Paterson, in a five-minute speech carried live by television stations, said the projected budget deficit for next year is $6.4 billion, up $1.4 billion from May 1 because of smaller tax collections from the financial services industry.
And the combined shortfall for the next three years is $26.2 billion, a 22 percent jump in the estimate from three months ago.
He also said tax receipts from the state’s 16 largest banks had dropped to $5 million in June, compared with $173 million a year earlier.
“The damage on Wall Street is infecting all of our communities and its effects on our New York State finances are devastating,” Paterson said, alluding to New York’s dependence on the world of high finance. “This situation will get worse before it gets better. But the time to act is now.”

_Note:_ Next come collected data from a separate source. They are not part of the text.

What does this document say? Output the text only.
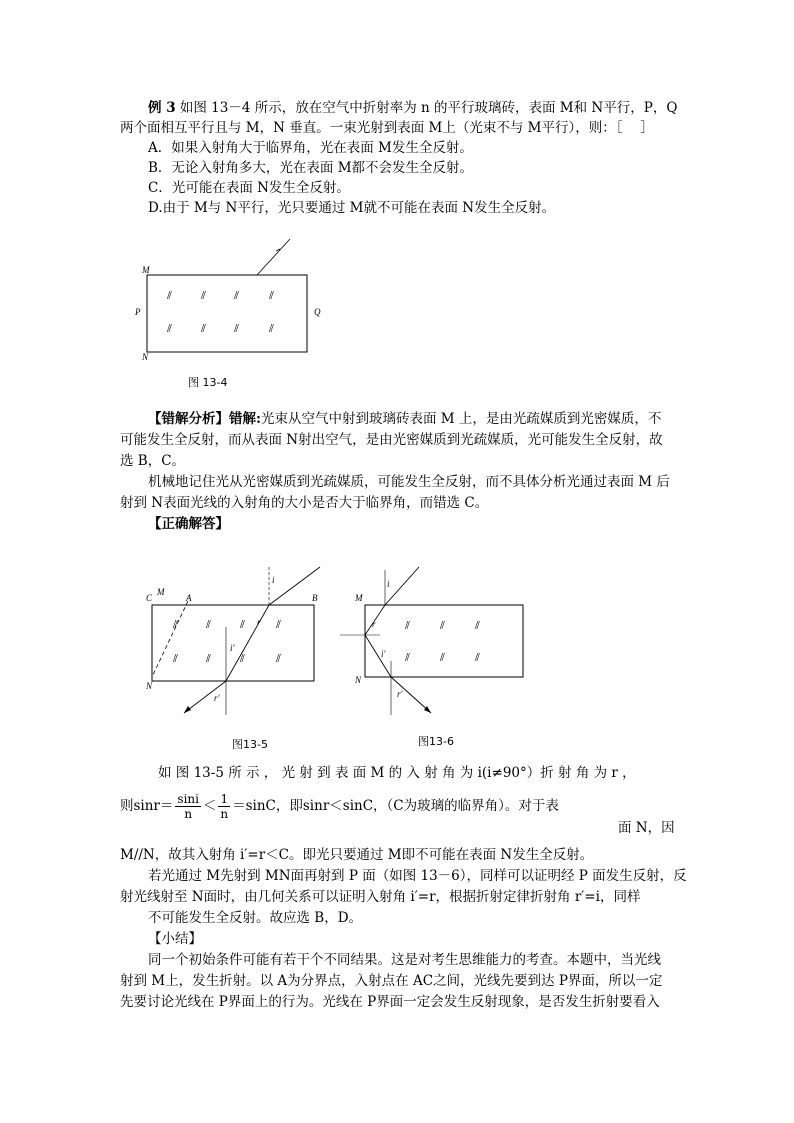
例 3 如图 13－4 所示，放在空气中折射率为 n 的平行玻璃砖，表面 M和 N平行，P，Q
两个面相互平行且与 M，N 垂直。一束光射到表面 M上（光束不与 M平行），则：［　 ］
A．如果入射角大于临界角，光在表面 M发生全反射。
B．无论入射角多大，光在表面 M都不会发生全反射。
C．光可能在表面 N发生全反射。
D.由于 M与 N平行，光只要通过 M就不可能在表面 N发生全反射。
M
P	Q
N
⫽	⫽	⫽	⫽
⫽	⫽	⫽	⫽
图 13-4
【错解分析】错解:光束从空气中射到玻璃砖表面 M 上，是由光疏媒质到光密媒质，不
可能发生全反射，而从表面 N射出空气，是由光密媒质到光疏媒质，光可能发生全反射，故
选 B，C。
机械地记住光从光密媒质到光疏媒质，可能发生全反射，而不具体分析光通过表面 M 后
射到 N表面光线的入射角的大小是否大于临界角，而错选 C。
【正确解答】
C
M
A	B
N
i
r
i'
r'
⫽	⫽	⫽	⫽
⫽	⫽	⫽	⫽
图13-5
M
N
i
r
i'
r'
⫽	⫽	⫽
⫽	⫽	⫽
图13-6
如 图 13-5 所 示 ， 光 射 到 表 面 M 的 入 射 角 为 i(i≠90°）折 射 角 为 r ，
则$\sin r= \frac{\sin i}{n} < \frac{1}{n} =\sin C$，即sinr＜sinC，（C为玻璃的临界角）。对于表
面 N，因
M//N，故其入射角 i′=r＜C。即光只要通过 M即不可能在表面 N发生全反射。
若光通过 M先射到 MN面再射到 P 面（如图 13－6），同样可以证明经 P 面发生反射，反
射光线射至 N面时，由几何关系可以证明入射角 i′=r，根据折射定律折射角 r′=i，同样
不可能发生全反射。故应选 B，D。
【小结】
同一个初始条件可能有若干个不同结果。这是对考生思维能力的考查。本题中，当光线
射到 M上，发生折射。以 A为分界点，入射点在 AC之间，光线先要到达 P界面，所以一定
先要讨论光线在 P界面上的行为。光线在 P界面一定会发生反射现象，是否发生折射要看入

He said he was mulling further cuts to state agencies beyond an earlier 3.35 percent reduction, selling or leasing state assets and “addressing the size of the state workforce” – a reference some took to mean layoffs.
However, Paterson wasn’t clear about whether lawmakers would be asked to make midyear cuts in the $122-billion state budget as was done in 1990, including reductions in school aid.
He was expected to provide more details in a speech today in Manhattan and one in Washington tomorrow.
The NYPost offers cautious praise for Paterson and contrasts his approach to RINO Mayor Michael Bloomberg, who is adopting an everything-but-cuts plan to deal with NYC’s financial crunch.